Telescopios enormes, al lado de los cuales el anteojo de Galileo es un juguete, han abierto ante nuestros ojos la Creación sin limites de Dios Infinito.

Si nos pudiésemos trasportar al sol que más lejano de nosotros descubre en el espacio el mayor de nuestros instrumentos ópticos, sol que se halla a tal distancia, que una bala de cañón, disparada con una velocidad continua de seis leguas españolas por minuto, tardaría en recorrerla setecientos sesenta y nueve millones de siglos, nos encontraríamos al llegar como si no hubiésemos dado un solo paso, y que allí, como aquí, el espacio sin fin se extiende en todas direcciones, lleno de ese polvo cuyos átomos son soles y mundos, en donde habitan otros seres, de los que no podemos formarnos idea, pero que, sin duda, tienen, como nosotros, alma para adorar a Dios admirando sus obras.

Y no se nos alegue que la Iglesia no combate ya la ciencia. No lo hace, por la imposibilidad material en que se halla de hacerlo.

Todavía en España, ayer, como quien dice, en 1830, la Iglesia era bastante poderosa para hacer que en nuestras universidades se enseñase, como única ciencia verdadera, la inmovilidad de la tierra en el centro de la creación, y la existencia de un cielo sólido con Dios y los santos encima, siendo excomulgados los de opiniones contrarias; y como dicha excomunión no ha sido levantada, resulta que todo español medianamente educado, es un hereje en pecado mortal.

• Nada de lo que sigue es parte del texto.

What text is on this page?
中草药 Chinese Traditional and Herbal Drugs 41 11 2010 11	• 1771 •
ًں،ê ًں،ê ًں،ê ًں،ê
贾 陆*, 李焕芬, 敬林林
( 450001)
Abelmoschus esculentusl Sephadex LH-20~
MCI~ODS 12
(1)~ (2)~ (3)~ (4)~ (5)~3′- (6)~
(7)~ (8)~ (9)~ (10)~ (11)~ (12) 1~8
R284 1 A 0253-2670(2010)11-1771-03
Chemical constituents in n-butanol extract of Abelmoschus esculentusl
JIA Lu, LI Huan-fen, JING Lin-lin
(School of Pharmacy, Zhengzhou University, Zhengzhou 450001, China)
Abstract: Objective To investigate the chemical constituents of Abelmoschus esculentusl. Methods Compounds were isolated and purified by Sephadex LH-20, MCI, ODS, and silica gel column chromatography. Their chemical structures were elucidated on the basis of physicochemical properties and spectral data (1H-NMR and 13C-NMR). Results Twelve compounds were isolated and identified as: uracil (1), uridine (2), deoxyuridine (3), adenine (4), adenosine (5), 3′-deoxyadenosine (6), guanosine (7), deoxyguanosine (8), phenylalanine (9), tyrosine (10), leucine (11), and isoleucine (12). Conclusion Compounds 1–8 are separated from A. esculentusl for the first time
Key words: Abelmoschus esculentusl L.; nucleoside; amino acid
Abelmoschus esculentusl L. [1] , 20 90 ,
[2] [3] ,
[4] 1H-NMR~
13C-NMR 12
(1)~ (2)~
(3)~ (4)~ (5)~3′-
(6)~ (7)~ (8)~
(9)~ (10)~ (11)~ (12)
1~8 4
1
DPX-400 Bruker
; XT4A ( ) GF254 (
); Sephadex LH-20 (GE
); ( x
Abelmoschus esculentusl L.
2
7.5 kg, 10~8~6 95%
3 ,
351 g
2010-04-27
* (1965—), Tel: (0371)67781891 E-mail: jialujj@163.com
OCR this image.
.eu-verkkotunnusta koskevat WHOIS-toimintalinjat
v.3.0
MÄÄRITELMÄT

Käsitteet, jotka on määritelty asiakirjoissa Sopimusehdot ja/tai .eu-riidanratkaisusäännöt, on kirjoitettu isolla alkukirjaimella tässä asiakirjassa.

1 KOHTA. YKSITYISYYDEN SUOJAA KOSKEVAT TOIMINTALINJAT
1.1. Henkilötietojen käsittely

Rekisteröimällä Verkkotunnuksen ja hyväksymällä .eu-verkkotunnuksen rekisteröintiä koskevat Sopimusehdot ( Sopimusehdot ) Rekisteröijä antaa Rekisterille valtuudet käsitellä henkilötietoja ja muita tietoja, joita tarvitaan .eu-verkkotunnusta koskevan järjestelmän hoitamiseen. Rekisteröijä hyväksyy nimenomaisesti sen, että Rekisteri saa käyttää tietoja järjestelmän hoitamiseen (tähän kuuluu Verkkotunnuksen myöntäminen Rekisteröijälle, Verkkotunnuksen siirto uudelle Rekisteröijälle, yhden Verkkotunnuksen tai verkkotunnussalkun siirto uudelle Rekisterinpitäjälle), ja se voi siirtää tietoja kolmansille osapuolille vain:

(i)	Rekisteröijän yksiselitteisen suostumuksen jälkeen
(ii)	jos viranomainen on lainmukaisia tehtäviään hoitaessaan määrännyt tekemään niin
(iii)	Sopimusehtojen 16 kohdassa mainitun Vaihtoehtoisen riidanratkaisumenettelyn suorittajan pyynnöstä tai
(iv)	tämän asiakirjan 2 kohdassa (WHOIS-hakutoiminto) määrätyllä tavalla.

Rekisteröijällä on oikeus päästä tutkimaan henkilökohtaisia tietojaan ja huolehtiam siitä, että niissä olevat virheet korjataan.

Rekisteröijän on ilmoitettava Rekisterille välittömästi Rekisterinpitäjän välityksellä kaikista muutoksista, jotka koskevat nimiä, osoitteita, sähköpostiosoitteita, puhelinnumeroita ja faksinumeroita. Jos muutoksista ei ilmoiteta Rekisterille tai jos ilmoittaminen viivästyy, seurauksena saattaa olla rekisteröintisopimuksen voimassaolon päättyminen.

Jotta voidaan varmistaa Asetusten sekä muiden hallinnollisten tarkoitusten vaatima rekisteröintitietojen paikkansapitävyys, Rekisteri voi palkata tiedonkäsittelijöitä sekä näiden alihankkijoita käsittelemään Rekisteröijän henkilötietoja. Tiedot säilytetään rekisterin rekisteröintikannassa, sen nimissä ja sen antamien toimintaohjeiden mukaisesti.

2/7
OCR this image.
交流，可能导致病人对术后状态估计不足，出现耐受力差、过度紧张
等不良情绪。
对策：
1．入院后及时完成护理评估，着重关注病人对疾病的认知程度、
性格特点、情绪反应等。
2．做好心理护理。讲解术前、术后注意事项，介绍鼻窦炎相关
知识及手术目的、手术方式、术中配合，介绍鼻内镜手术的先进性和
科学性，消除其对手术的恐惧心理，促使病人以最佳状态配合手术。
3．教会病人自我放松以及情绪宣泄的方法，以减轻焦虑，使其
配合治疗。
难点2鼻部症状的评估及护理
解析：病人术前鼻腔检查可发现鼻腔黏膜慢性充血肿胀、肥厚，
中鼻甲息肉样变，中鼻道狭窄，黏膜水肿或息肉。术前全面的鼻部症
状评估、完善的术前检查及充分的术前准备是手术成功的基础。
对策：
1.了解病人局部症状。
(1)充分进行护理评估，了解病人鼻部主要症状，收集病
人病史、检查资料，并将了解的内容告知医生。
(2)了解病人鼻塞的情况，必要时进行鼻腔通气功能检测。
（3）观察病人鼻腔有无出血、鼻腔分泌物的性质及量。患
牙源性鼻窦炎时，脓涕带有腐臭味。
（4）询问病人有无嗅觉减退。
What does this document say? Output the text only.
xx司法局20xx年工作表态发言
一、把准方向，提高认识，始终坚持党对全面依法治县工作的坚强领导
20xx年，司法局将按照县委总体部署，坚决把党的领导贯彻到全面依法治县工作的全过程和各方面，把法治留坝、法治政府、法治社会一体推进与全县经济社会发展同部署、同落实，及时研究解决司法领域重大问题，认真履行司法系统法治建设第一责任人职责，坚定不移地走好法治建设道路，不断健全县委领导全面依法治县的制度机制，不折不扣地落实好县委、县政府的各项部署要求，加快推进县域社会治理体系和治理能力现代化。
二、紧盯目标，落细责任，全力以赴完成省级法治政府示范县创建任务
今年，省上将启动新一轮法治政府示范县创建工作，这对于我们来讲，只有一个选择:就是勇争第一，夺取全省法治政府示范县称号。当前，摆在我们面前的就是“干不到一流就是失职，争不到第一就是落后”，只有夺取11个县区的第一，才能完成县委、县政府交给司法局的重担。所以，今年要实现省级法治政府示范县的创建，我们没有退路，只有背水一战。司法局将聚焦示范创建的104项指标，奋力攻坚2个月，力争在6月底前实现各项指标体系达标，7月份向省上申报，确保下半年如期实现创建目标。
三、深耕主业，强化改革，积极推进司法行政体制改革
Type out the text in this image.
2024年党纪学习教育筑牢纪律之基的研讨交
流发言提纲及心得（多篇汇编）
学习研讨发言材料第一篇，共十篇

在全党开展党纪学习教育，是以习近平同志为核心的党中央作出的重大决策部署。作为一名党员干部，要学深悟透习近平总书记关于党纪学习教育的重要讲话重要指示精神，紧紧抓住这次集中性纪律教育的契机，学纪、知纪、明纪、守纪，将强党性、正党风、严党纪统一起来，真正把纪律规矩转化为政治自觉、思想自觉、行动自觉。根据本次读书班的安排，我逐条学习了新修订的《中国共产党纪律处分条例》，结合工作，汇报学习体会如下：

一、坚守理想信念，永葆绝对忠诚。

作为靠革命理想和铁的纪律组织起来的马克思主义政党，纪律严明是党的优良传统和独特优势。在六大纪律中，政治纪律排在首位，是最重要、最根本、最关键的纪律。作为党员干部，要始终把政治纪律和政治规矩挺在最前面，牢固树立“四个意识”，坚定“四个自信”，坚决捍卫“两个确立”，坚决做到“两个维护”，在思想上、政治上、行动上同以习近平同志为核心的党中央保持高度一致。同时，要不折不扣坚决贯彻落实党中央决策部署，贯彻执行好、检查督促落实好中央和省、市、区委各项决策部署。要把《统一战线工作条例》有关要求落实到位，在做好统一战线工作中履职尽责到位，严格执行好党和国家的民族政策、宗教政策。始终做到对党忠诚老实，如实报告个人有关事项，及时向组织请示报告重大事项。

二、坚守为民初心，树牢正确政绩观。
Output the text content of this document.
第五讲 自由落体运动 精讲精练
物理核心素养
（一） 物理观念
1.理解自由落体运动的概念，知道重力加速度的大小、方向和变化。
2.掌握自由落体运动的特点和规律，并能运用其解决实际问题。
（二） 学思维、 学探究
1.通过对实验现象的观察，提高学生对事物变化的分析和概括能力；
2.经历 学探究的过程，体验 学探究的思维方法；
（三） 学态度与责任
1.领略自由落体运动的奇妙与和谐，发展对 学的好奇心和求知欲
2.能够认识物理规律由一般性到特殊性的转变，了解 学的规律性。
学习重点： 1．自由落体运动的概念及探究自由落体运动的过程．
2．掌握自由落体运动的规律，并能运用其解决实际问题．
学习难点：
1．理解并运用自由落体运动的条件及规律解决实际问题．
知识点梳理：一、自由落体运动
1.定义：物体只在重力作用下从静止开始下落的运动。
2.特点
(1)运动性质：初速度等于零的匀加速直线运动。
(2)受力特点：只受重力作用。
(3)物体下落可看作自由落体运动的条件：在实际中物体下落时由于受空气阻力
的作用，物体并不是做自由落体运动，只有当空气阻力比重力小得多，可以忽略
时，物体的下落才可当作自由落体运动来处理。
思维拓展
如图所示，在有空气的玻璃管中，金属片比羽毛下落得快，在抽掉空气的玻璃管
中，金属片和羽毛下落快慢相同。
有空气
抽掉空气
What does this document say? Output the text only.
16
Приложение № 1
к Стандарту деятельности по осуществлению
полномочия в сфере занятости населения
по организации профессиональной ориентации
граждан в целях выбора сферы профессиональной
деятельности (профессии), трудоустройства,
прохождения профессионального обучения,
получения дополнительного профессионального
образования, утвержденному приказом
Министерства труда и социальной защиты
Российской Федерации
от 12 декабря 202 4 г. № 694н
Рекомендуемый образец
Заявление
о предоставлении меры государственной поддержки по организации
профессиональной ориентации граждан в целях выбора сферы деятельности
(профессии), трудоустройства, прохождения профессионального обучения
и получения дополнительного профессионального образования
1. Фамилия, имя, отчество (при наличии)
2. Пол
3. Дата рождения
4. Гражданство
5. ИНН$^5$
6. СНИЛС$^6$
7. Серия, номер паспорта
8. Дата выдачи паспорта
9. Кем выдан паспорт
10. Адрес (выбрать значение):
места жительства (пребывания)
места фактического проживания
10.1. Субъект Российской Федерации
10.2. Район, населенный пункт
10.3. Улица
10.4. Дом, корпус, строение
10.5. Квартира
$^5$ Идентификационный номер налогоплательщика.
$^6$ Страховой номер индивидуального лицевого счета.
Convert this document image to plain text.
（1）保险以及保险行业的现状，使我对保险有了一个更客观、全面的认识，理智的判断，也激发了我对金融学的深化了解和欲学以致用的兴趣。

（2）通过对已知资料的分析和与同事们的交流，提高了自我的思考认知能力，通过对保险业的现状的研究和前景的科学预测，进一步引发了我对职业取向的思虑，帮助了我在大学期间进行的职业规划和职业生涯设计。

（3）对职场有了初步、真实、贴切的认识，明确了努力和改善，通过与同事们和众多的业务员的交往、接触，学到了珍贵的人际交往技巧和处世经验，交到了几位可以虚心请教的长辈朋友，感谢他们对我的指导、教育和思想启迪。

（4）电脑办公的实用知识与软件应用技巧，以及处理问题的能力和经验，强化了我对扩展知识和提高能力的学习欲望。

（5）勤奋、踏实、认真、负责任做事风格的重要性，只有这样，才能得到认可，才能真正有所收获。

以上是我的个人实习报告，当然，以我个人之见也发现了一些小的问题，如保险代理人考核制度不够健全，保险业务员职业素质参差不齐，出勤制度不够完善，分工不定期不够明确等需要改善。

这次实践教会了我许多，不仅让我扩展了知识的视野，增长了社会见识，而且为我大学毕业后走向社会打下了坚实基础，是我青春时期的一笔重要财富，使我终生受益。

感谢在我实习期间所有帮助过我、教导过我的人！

Ni hay que remontarse tanto, porque en una obra cuyo título es El Catecismo Explicado, leemos que la tierra, a pesar de ser tan grande, está en el aire y no se cae; y más adelante nos informa de que todos esos millones de soles y mundos, de los que sólo podemos apercibir una parte, aun con la ayuda de telescopios, han sido creados por Dios, exclusivamente para nosotros. Si esto se hubiese escrito hace dos siglos, podríamos atribuirlo a ignorancia; pero como la obra está impresa hace pocos años, claro está que no pueden achacarse tales disparates a falta de conocimientos: luego, si no es por ignorancia que esto se escribe, ¿por qué será?